The Battle of Yavin is like 30 ships on maybe 100 because of two main reasons, I'd submit:
1. It was based in large part on historical, real dogfight footage; and
2. Filming and compositing that many things was already a montrously-difficult chore for which ILM practically had to invent equipment to manage.
I happen to think that most of the other battles in the prequel trilogy should have been more like the Battle of Yavin: fewer ships, more real drama. These huge-ass zillion-person space battles are meaningless eye candy. I mean, buzz droids? What crap. Part of what makes the Yavin battle gripping is the fact that it's closer to reality (i.e. real footage of real aerial battles) than the video game-like stuff from the PT. Especially Ep III: you don't see Anakin and Obi-Wan (nor any clones) actually do any real fighting against real adversaries.
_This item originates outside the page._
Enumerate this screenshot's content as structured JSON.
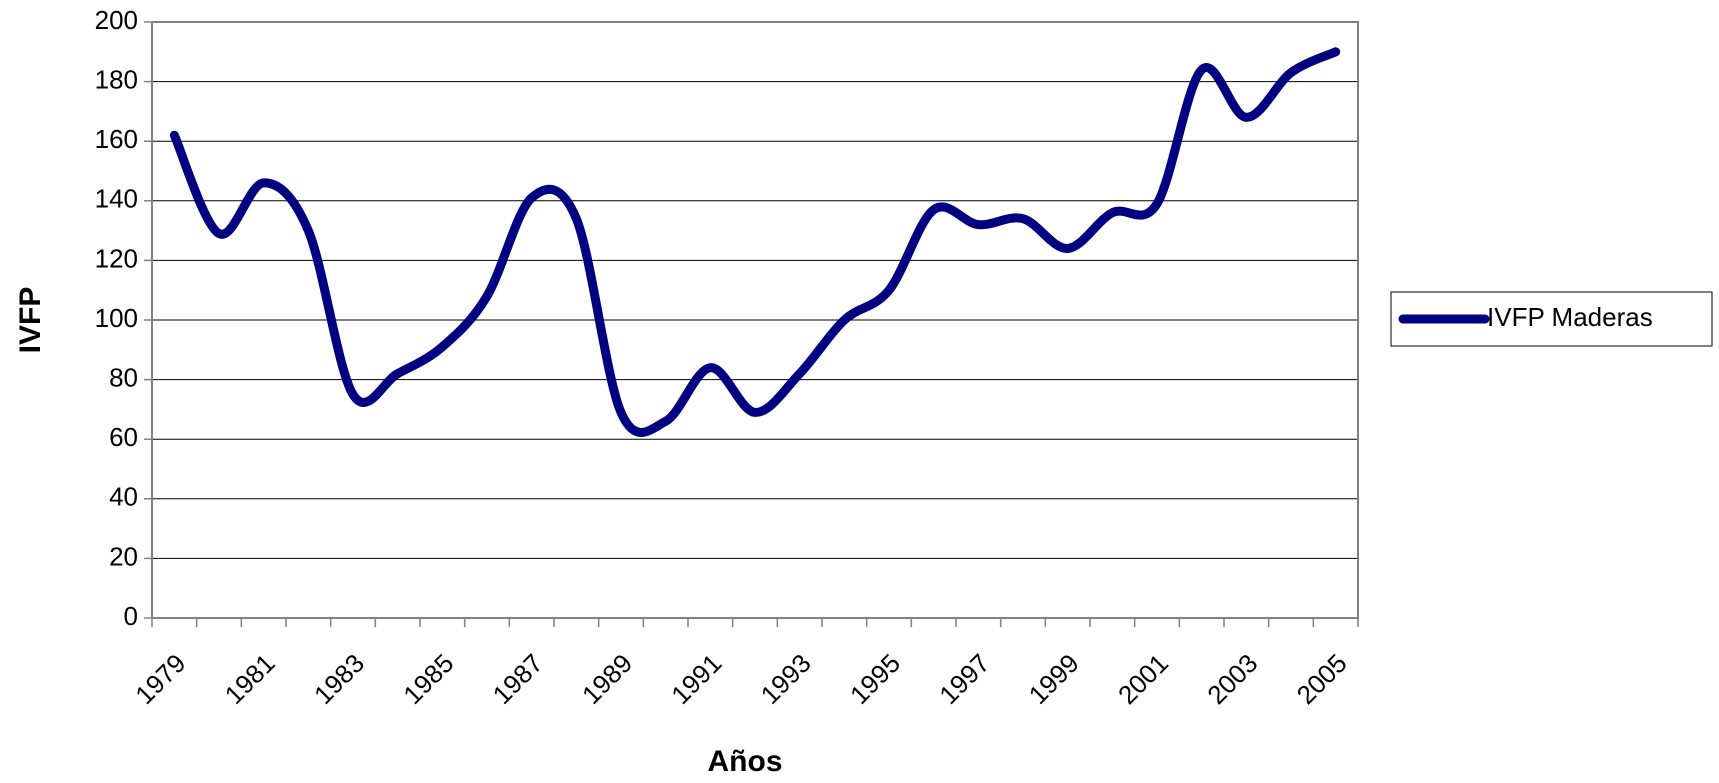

They fly around, do some fancy-ass rolls, make some droll comments, send several clones to their deaths, and then mosey on up to a heavily-defended starship that happens to have a critical component for the shields mounted on the outside of the ship, and presumably not covered by shields itself. If you want to talk about inconsistencies in plot, etc., why not toss that around for a bit?
Also, it's hard to comprehend now -- more than 30 years later -- just how absolutely brilliant the engineers at ILM in 1975/76 were, to be able to "film" a battle of spaceships and make it look really convincing. In my opinion, now that you can just plop in a thousand other elements with a few mouse clicks and composite the whole thing without half trying doesn't mean you should plop in a thousand other elements.